You and I today have tremendous choices, don't we? We choose and choose and choose. We try and try and try, but our choices rarely stay with us. We have to choose again the next day.

When Jesus declares that the man she is with is not her husband, the Samaritan woman realizes suddenly that she is face to face, not only with Jesus, but with truth itself. "I perceive you are a prophet!" she exclaims.

A prophet speaks truth, for sure. But a prophet also scares us with such truth. Here is Jesus, offering living water, but that water comes in an awesome package: It is packaged in a truth that reveals us as who we truly are.

When I was in divinity school, long ago now, I participated in the usual theological discussions that led to fascinating mind games sometimes. I was in school with all sorts of Christians, not just with those of my own denomination. And our denominations disagreed on some important matters, including matters like baptism itself. A frequent question was asked of one of our professors. Maybe you have asked it, too. Some folks baptize in the river, we noted, and some folks baptize with just a few drops of water.
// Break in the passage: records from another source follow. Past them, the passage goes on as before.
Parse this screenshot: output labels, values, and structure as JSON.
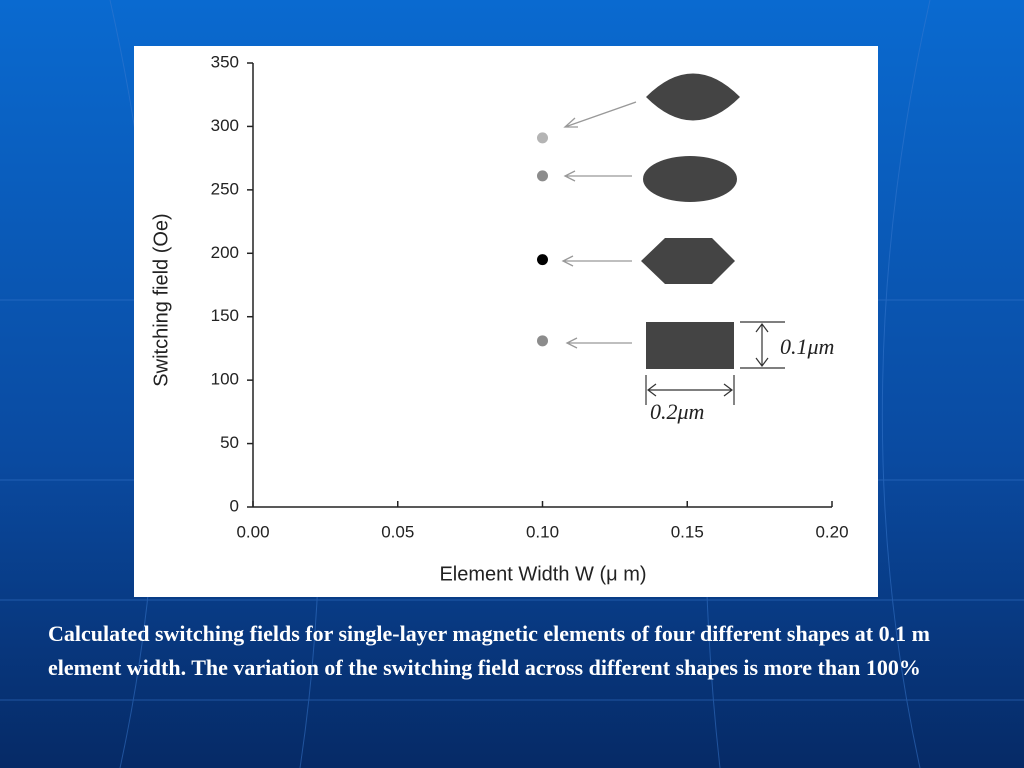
{
  "chart_data": {
    "type": "scatter",
    "x_label": "Element Width W  (μ m)",
    "y_label": "Switching  field (Oe)",
    "x": [
      0.1,
      0.1,
      0.1,
      0.1
    ],
    "values": [
      291,
      261,
      195,
      131
    ],
    "colors": [
      "#b4b4b4",
      "#8c8c8c",
      "#000000",
      "#8c8c8c"
    ],
    "xlim": [
      0,
      0.2
    ],
    "xticks": [
      {
        "value": 0,
        "label": "0.00"
      },
      0.05,
      {
        "value": 0.1,
        "label": "0.10"
      },
      0.15,
      {
        "value": 0.2,
        "label": "0.20"
      }
    ],
    "ylim": [
      0,
      350
    ],
    "yticks": [
      0,
      50,
      100,
      150,
      200,
      250,
      300,
      350
    ],
    "annotations": [
      "0.1μm",
      "0.2μm"
    ]
  },
  "caption": "Calculated switching fields for single-layer magnetic elements of four different shapes at 0.1 m element width. The variation of the switching field across different shapes is more than 100%"
}
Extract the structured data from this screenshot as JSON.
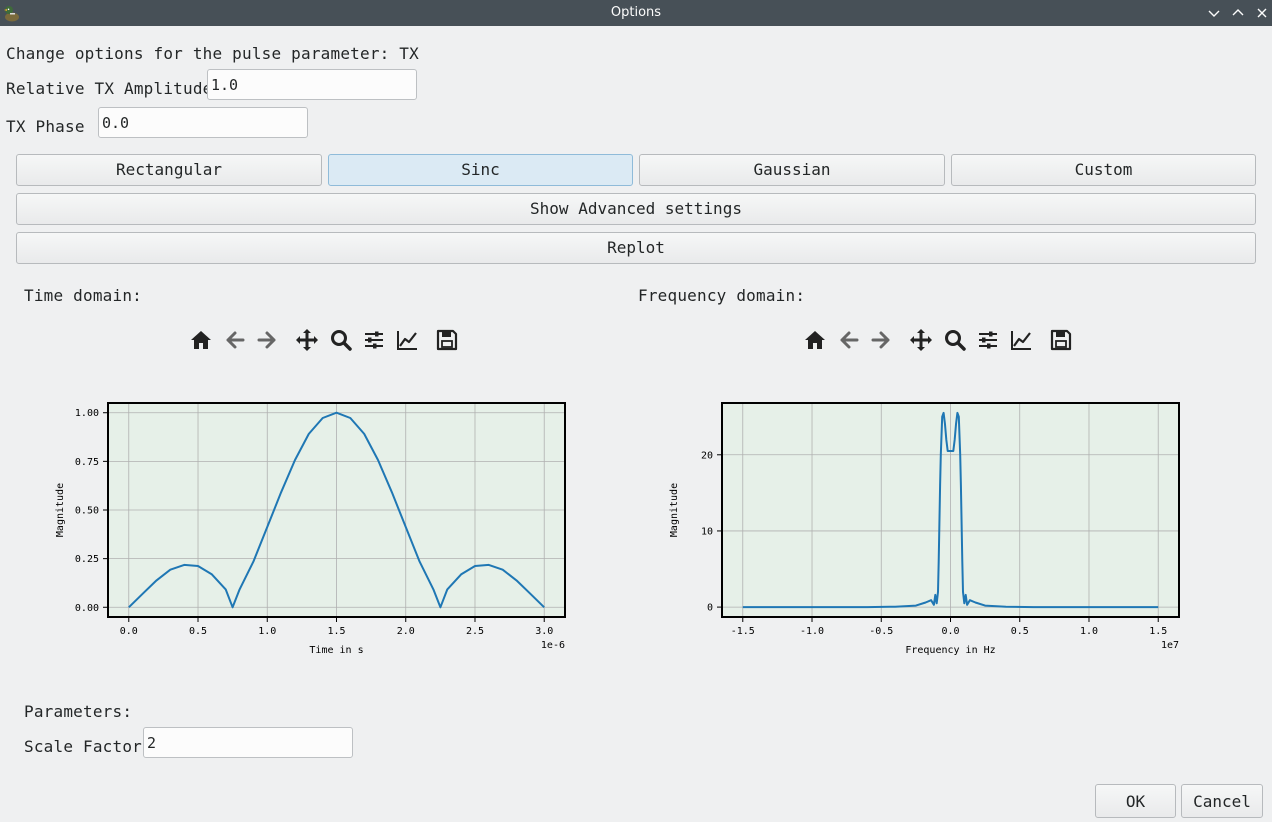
{
  "window": {
    "title": "Options",
    "app_icon": "duck-icon",
    "controls": [
      "minimize-icon",
      "maximize-icon",
      "close-icon"
    ]
  },
  "header": {
    "description": "Change options for the pulse parameter: TX",
    "amplitude_label": "Relative TX Amplitude",
    "amplitude_value": "1.0",
    "phase_label": "TX Phase",
    "phase_value": "0.0"
  },
  "shape_buttons": {
    "rectangular": "Rectangular",
    "sinc": "Sinc",
    "gaussian": "Gaussian",
    "custom": "Custom",
    "selected": "Sinc"
  },
  "advanced_button": "Show Advanced settings",
  "replot_button": "Replot",
  "toolbar_icons": [
    "home-icon",
    "back-arrow-icon",
    "forward-arrow-icon",
    "pan-icon",
    "zoom-icon",
    "subplots-config-icon",
    "edit-axis-icon",
    "save-icon"
  ],
  "time_domain": {
    "label": "Time domain:"
  },
  "frequency_domain": {
    "label": "Frequency domain:"
  },
  "parameters": {
    "label": "Parameters:",
    "scale_factor_label": "Scale Factor",
    "scale_factor_value": "2"
  },
  "footer": {
    "ok": "OK",
    "cancel": "Cancel"
  },
  "colors": {
    "line": "#1f77b4",
    "plot_bg": "#e6f0e8",
    "titlebar": "#475057",
    "selected_button": "#dbeaf4"
  },
  "chart_data": [
    {
      "type": "line",
      "title": "",
      "xlabel": "Time in s",
      "ylabel": "Magnitude",
      "x_offset_label": "1e-6",
      "xlim": [
        -0.15,
        3.15
      ],
      "ylim": [
        -0.05,
        1.05
      ],
      "xticks": [
        0.0,
        0.5,
        1.0,
        1.5,
        2.0,
        2.5,
        3.0
      ],
      "xtick_labels": [
        "0.0",
        "0.5",
        "1.0",
        "1.5",
        "2.0",
        "2.5",
        "3.0"
      ],
      "yticks": [
        0.0,
        0.25,
        0.5,
        0.75,
        1.0
      ],
      "ytick_labels": [
        "0.00",
        "0.25",
        "0.50",
        "0.75",
        "1.00"
      ],
      "grid": true,
      "series": [
        {
          "x": [
            0.0,
            0.1,
            0.2,
            0.3,
            0.4,
            0.5,
            0.6,
            0.7,
            0.75,
            0.8,
            0.9,
            1.0,
            1.1,
            1.2,
            1.3,
            1.4,
            1.5,
            1.6,
            1.7,
            1.8,
            1.9,
            2.0,
            2.1,
            2.2,
            2.25,
            2.3,
            2.4,
            2.5,
            2.6,
            2.7,
            2.8,
            2.9,
            3.0
          ],
          "y": [
            0.0,
            0.069,
            0.138,
            0.193,
            0.218,
            0.212,
            0.169,
            0.092,
            0.0,
            0.092,
            0.235,
            0.413,
            0.591,
            0.757,
            0.891,
            0.973,
            1.0,
            0.973,
            0.891,
            0.757,
            0.591,
            0.413,
            0.235,
            0.092,
            0.0,
            0.092,
            0.169,
            0.212,
            0.218,
            0.193,
            0.138,
            0.069,
            0.0
          ]
        }
      ]
    },
    {
      "type": "line",
      "title": "",
      "xlabel": "Frequency in Hz",
      "ylabel": "Magnitude",
      "x_offset_label": "1e7",
      "xlim": [
        -1.65,
        1.65
      ],
      "ylim": [
        -1.3,
        26.8
      ],
      "xticks": [
        -1.5,
        -1.0,
        -0.5,
        0.0,
        0.5,
        1.0,
        1.5
      ],
      "xtick_labels": [
        "-1.5",
        "-1.0",
        "-0.5",
        "0.0",
        "0.5",
        "1.0",
        "1.5"
      ],
      "yticks": [
        0,
        10,
        20
      ],
      "ytick_labels": [
        "0",
        "10",
        "20"
      ],
      "grid": true,
      "series": [
        {
          "x": [
            -1.5,
            -0.6,
            -0.4,
            -0.25,
            -0.18,
            -0.14,
            -0.12,
            -0.11,
            -0.1,
            -0.09,
            -0.085,
            -0.08,
            -0.075,
            -0.07,
            -0.06,
            -0.05,
            -0.04,
            -0.03,
            -0.02,
            0.0,
            0.02,
            0.03,
            0.04,
            0.05,
            0.06,
            0.07,
            0.075,
            0.08,
            0.085,
            0.09,
            0.1,
            0.11,
            0.12,
            0.14,
            0.18,
            0.25,
            0.4,
            0.6,
            1.5
          ],
          "y": [
            0.0,
            0.0,
            0.05,
            0.2,
            0.6,
            0.9,
            0.3,
            1.6,
            0.5,
            2.0,
            6.0,
            11.0,
            16.0,
            20.0,
            25.0,
            25.5,
            24.0,
            22.0,
            20.5,
            20.5,
            20.5,
            22.0,
            24.0,
            25.5,
            25.0,
            20.0,
            16.0,
            11.0,
            6.0,
            2.0,
            0.5,
            1.6,
            0.3,
            0.9,
            0.6,
            0.2,
            0.05,
            0.0,
            0.0
          ]
        }
      ]
    }
  ]
}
And so we asked, "How much water does one need for a valid baptism? How much water is sufficient?"

Our professor looked at us seriously, maybe just as seriously as Jesus looked at that Samaritan woman at the well. Our professor put down his pen and said, "A valid baptism needs as much water as it would take to drown in."

Drown in? What a scary thought! We thought baptisms were supposed to be joyous and happy and renewing! No, he reminded us. Baptism also involves death itself. Baptism means dying to the old life and being born again. One needs enough water, symbolically, to remind us that something is dying here. That is the truth of what we do.

"Sir, give me a drink. Give me some of this living water." The request of the Samaritan woman is our request today. Give me something that will stay with me, that will keep me alive.

But Jesus' answer speaks an awesome truth to the woman. Jesus' answer is spirit and truth. Jesus' answer is that living water comes very close to being deadly water. Yes, you may drink of this water, but this water will show you the truth about yourself and the truth about your world. That truth may overwhelm you. It may come close to killing you with its clarity.

But it is alive. It is alive with spirit and truth.

After this encounter with the Samaritan woman, there is one other time in Scripture that Jesus is thirsty. Can you remember? It is when Jesus is about to die. Jesus is on the cross. Among his short and plaintive last words are these: "I thirst," he said. Jesus, remember, is human, deeply human, with the same sets of physical cravings that each of us knows today. Ah, not just physical cravings, but spiritual cravings, too.

On Good Friday, on the cross, Jesus' thirst is our thirst. "I thirst," Jesus said, and he takes the thirst of the entire human condition to God.

That is the truth also revealed on the cross. Of all the endless varieties of ways we humans devise to quench our thirst, none of them is finally true. The true satisfaction of our thirst comes from a face-to-face encounter with God, in spirit and in truth. This is satisfaction.

This encounter can only be awesome, even terrifying. It will take us to a realm of spirit and truth where we have never before been. It will involve the shedding of blood and even death itself. Yes, something inside us will die.

The old choices will die. The shallow waters, the flat waters, will dry up, like our shallow and flat relationships will dry up. But God provides living water. God will raise us up to new life, just like God raised up Jesus from the dead, no longer thirsty, but spilling forth water and blood for the salvation of the world.

Give me a drink of that living water, the blood of Jesus poured out for the salvation of the world.

Let us pray.

Most gracious God, we thank you that by water and the Holy Spirit you have bestowed upon us the forgiveness of sin and have raised us to a new life of grace. Sustain us, O Lord, in your Holy Spirit, give us an inquiring and discerning heart, the courage to will and to persevere, a spirit to know and to love you and the gift of joy and wonder in all your works. Amen.